Interview: Geena Davis Eloquently Dispels Myths About Gender and Representation in Hollywood
It’s no secret that we here at The Mary Sue respect and admire Geena Davis for her work in bringing gender and diversity to the forefront of conversation. The Geena Davis Institute on Gender in Media provides essential research on things like how much money movies starring women make compared to ones with male leads and consistently disproves arguments against greater representation in Hollywood. That’s why I jumped at the chance to speak to her about said topics during the third annual Bentonville Film Festival.
They say never meet your heroes but in this case, I’m glad I did. She dropped some serious truths about women and people of color in a film that I think more in the industry need to be aware of.
The Mary Sue (Keisha Hatchett): With the Geena Davis Institute for Gender in Media, you essentially started a movement. Does it ever get overwhelming?

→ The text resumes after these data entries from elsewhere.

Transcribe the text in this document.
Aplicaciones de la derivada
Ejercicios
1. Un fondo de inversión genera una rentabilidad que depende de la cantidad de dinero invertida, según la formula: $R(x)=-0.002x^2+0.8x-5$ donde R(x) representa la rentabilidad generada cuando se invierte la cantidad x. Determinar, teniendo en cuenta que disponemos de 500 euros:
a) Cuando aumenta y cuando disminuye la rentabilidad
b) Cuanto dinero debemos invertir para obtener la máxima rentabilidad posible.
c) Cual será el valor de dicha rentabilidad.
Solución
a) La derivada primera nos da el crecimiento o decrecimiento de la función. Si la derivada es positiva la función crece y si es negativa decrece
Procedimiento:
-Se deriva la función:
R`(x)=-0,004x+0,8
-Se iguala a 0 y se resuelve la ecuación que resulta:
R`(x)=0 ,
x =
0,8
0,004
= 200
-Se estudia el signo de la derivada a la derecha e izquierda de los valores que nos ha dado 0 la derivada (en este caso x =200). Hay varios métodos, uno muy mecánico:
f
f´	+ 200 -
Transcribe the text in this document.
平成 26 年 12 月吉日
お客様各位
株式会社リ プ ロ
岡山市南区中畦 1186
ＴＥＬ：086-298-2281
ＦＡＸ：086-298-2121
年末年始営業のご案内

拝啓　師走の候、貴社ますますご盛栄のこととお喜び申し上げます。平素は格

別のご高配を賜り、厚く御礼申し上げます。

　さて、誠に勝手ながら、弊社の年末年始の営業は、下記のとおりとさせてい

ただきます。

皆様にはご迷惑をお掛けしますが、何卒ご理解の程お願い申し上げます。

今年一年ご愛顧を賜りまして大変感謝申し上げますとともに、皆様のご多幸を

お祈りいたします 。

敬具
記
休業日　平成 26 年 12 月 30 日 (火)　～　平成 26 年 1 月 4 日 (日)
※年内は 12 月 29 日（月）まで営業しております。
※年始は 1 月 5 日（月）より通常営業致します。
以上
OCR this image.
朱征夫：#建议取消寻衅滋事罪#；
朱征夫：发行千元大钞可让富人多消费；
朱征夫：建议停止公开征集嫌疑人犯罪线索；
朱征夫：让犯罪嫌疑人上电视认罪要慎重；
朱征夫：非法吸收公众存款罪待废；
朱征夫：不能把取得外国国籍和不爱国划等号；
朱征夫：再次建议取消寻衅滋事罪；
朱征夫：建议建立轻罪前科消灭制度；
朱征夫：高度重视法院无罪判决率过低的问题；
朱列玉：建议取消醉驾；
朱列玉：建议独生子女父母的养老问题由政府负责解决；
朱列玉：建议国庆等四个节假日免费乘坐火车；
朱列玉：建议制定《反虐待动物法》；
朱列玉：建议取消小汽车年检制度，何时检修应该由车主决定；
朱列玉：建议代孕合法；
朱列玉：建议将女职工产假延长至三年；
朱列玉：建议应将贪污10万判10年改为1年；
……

Geena Davis: No. I’m the type of person that takes everything too far. I have to choose carefully what I get involved in because I literally go 1000%. With this topic, I didn’t intend to take it this far in the beginning. I noticed when my daughter was a toddler and I started watching little kids stuff with her … it seemed like there’s far more male characters than female characters. As a mother, this makes no sense. Why would we show kids a ’50s version of life in the 21st century? So I just started mentioning it to people and every single person in the industry said, “That’s not true anymore.”
They were very sure about it and very sincere. And then they would name a movie with one female character as proof that gender inequality had been fixed. I was so mystified by this. They evidently think one important female character, might even be the lead, covers women. And so they’re still making things that look like Snow White and the Seven Dwarves. I’m not just talking about Disney, I’m talking about everybody. They’re not realizing how bereft of female presence the worlds that they are creating are.
So that’s why [Geena Davis Institiute] grew and grew. Because I decided I wanted the research so of course, I did the largest study ever done on gender depictions in kids’ TV and movies. We’ve just grown and grown since then. In 2015, [my co-founder Trevor Drinkwater] launched the first Bentonville Film Festival, which added diversity, and is very much about behind the camera because I was focused on on-screen representation. It also deals with onscreen [creators] but [it’s about] who’s the storyteller. How do we get more diversity and inclusion in our storytelling?
TMS: We’ve seen greater diversity with movies like Hidden Figures and Rogue One but there’s still a resistance. How to do push that even further?
Davis: One of the problems is that still, people think the success of movies with diverse characters or female characters is a one-off. As many movies that have come out starring female characters that were gigantic hits … Still people think, “Well, maybe that was just a one-off. Men don’t like to watch movies about women so we should really make everything about men because women will watch whatever but men don’t wanna watch women stories … which is completely not true.
Research shows that and anecdotally if you look at the success of like Star Wars with a female lead character … I think we need to put that [idea that men don’t want to watch women] to rest. But it still persists and so something like Hidden Figures, we desperately wanna think this changes something. It was a huge success. People are starved for that. [My institute] looked at the top hundred films of 2015 and 2016 and films starring a female made 16% more money at the box office than films starring a male character. And we also know movies with more diversity make more money. So I really feel like this is gonna tip at some point.
TMS: Do you think we’re giving big movies like Marvel’s Avengers more credit than they deserve for their diversity?
Davis: We have a philosophy here at the festival called “Progress versus Perfection” and we feel like we have to applaud steps. Not necessarily tiny little baby steps but if somebody’s making an effort, we say, “Yeah! That’s good! Keep going!” Our whole philosophy is never to shame and blame. It’s all about encouraging. We definitely want to encourage people to go in the right direction. Disney now makes so many movies starring female characters. They make more movies starring a female character than starring a male character … and they’re gigantic hits.
So I think this is all gonna happen and I think it’ll happen on screen much quicker than behind the camera. With on-screen depictions, people didn’t realize how empty of diversity and females their movies were. When you show them the numbers, they’re horrified and willing to do better. But everybody knows the numbers for directors and writers. Everybody knows there are only 4% of female directors. That knowledge doesn’t make people go ‘Oh! We gotta do better!’ so it’s a big problem.
TMS: In honor of A League of Their Own’s 25th anniversary, what’s your favorite scene from the movie?
Davis: I think when I catch the ball with my bare hand. That was fun to do. And I loved how Madonna and Rosie [O’Donnell] acted out that scene. That was funny … All the stuff with me catching the ball in a weird way like doing a split or behind my back.